Joyette Jopson runs for her life
Joyette Jopson is the first Filipina to race and hopefully finish the North Pole Marathon.
I guess it’s fitting that we feature a strong woman for today’s column because it is Women’s Month, but this young lady is powerful both inside and out — mentally and physically.
Joyette Jopson is of one of our top triathletes, having won the elite category of the Ironman three times, not to mention competing in local and international events for 13 years.
Now she faces her biggest challenge — competing in the “FWD North Pole Marathon,” regarded as the world’s coolest race.
This will be the third year that FWD will be sponsoring the event, and this is the second year that FWD Philippines will be sending a runner — Jopson.
Philippine STAR: You will be facing gruelling conditions. How are you preparing for that?
Joyette Jopson: Obviously, it’s very hard to even simulate running on ice, right? So the best I can do is really just imagine running on snow — like running on sand — so I’ve been running on the beach. I’ve been to Laoag to run as well. I do a lot of trail running and I do a lot of strength work, too, because it’s not just cardio. You will be using a lot of your core. Maybe pull your feet, because you’re going to be sinking.

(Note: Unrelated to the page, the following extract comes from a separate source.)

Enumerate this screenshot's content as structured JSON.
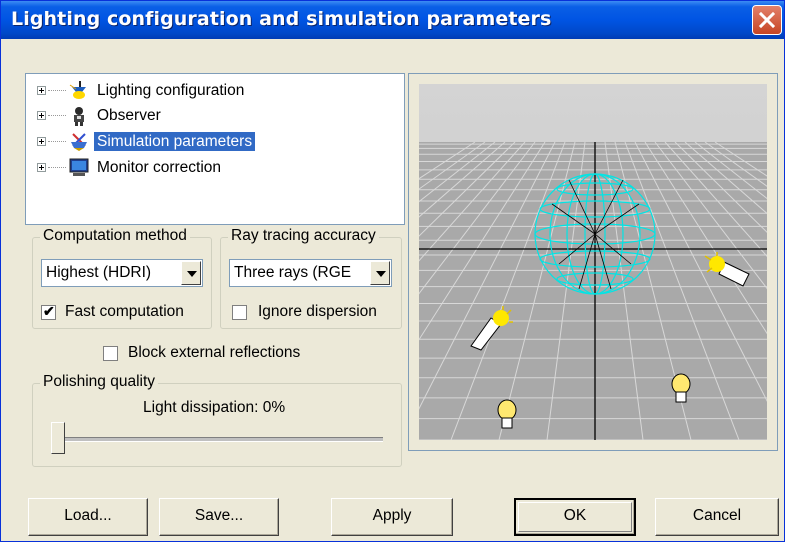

What about simulating the weather?
Mindset. And the best I can do is to go early. So I’m leaving actually in two weeks to really prepare and acclimatize. I’m happy that FWD allowed me to go early. I need to prepare myself mentally.
What were your first thoughts when they told you that you were going to North Pole?
I was very excited, to be honest. It’s like winning the lottery. As an athlete, you have bucket-list races, right? But going to the North Pole, I mean who’s been there? You may know people who’ve been to the Boston Marathon or even Kona in Hawaii. I’m very excited. Who says no to an opportunity to make history — to be the first Filipina to race and finish the North Pole Marathon. Yes, it’s an opportunity of a lifetime.
Have you done some research on the conditions you might be facing?
Yes, definitely! There’s really nothing there but ice. According to the Guinness Book of World Records, it’s the northernmost marathon on earth. You can’t just book a flight to the North Pole. You can’t book a hotel. Every April they set up camp there, the Russian scientists. The organizer uses camps and they actually built the trail track. It’s just going to be about a 4.2-km. track. They want to make it contained. So you just do loops. This makes it easy for them to track where everyone is. Imagine being out there for 21k and back. It’s going to be so hard. There will be a plane on standby for an emergency.
What’s your training regimen?
It’s actually like preparing for a marathon. It’s much simpler for me now compared to last year. Last year, I did two full Ironmans, so the training was more difficult and harder. But this time around it’s just run focused. I have run days where I do two runs, and then in between I either swim or bike or do strength work, because running is hard on the body. I try not to do it everyday so my body can recover. For strength, I do CrossFit. I also teach barre3.